91-Year-Old GOP Ex-Congressman, WWII Veteran ‘Scared for the Country’
Amo Houghton compares U.S. reaction to Trump with German reaction to Hitler
Former Rep. Amo Houghton, a longtime Republican representing western and upstate New York, is appalled by President Donald Trump, drawing comparisons to Adolf Hitler’s rise in Germany and saying he is “scared for the country.”
“Enough already. Every voice, every pen, every opportunity to try to get this guy out of office is a good thing,” Houghton, 91, told The Buffalo News.
Houghton will always be a Republican, he said.
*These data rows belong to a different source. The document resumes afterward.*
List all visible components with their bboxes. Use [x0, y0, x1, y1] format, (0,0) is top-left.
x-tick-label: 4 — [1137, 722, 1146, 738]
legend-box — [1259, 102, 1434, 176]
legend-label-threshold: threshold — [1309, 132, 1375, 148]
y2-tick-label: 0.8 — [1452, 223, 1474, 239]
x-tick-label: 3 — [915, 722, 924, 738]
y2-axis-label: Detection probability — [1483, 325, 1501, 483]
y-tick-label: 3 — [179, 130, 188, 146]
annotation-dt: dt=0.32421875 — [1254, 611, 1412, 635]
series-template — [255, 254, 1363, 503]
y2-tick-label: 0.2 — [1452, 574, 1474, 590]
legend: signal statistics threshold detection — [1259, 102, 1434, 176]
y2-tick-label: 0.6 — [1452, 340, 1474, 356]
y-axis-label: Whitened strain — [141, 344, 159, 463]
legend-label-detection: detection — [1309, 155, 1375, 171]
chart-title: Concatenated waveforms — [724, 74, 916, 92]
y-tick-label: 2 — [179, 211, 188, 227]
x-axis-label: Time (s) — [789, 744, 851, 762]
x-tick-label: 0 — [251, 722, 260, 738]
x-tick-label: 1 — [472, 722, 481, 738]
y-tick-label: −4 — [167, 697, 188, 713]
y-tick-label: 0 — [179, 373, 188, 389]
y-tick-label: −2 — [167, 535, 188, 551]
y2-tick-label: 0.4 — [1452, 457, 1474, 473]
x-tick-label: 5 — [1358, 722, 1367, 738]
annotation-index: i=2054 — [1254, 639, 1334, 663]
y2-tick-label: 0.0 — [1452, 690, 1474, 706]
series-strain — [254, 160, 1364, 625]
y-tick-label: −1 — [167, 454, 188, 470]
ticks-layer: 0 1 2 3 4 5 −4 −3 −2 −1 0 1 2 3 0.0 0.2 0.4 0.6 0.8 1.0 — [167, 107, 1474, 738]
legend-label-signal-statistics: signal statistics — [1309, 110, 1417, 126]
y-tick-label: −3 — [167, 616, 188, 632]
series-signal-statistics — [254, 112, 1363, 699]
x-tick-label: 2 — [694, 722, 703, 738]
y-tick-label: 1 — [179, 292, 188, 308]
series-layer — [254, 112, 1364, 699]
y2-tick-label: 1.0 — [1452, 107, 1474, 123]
But that didn’t stop him from heaping criticism onto the party’s figurehead, Trump, and suggesting the Russians are holding dirt on the president to get him to bend to their interests.
“If there’s anything obvious, it’s that they’ve got something on him,” Houghton said in a phone interview with The Buffalo News, conducted after last week’s summit between Trump and Russian President Vladimir Putin in Helsinki, Finland.
“He’s doing something for somebody,” Houghton said.
Houghton, a World War II veteran who represented vast swaths of western New York for nearly two decades from 1987 to 2005, indicated he saw similarities between some lawmakers’ acceptance of Trump’s behavior and stories he remembers hearing from his grandfather, Alanson B. Houghton, the U.S. ambassador to Germany in the 1920s.
Alanson Houghton told his young grandson how Germans back then would justify Hitler’s rise to totalitarian power by saying Hitler was leading an economic revival.
“The thing that bothers me so much is that words all of a sudden don’t mean anything anymore,” Houghton said. “I feel things are slipping away bit by bit. … We’re all going to suffer if we don’t pull ourselves together.”
In October 2016, Houghton was one of 30 former Republican lawmakers who rejected Trump as the GOP’s presidential nominee.
One reason in their list for renouncing Trump has proved rather prescient in recent weeks.
“He offends our allies and praises dictators,” the 30 former lawmakers said in the letter.
After a swing through Europe bashing allies in Britain and the European Union, Trump sided with Putin over his own intelligence agencies at the press conference last week in Helsinki over whether Putin’s government interfered in and hacked U.S. election institutions in 2016.
The president said he saw “no reason to believe” Russia was behind the attacks.
He later clarified that he has “full faith” in America’s intel apparatus and that Russia did interfere in the elections, but that there was no collusion between his 2016 campaign and Russia.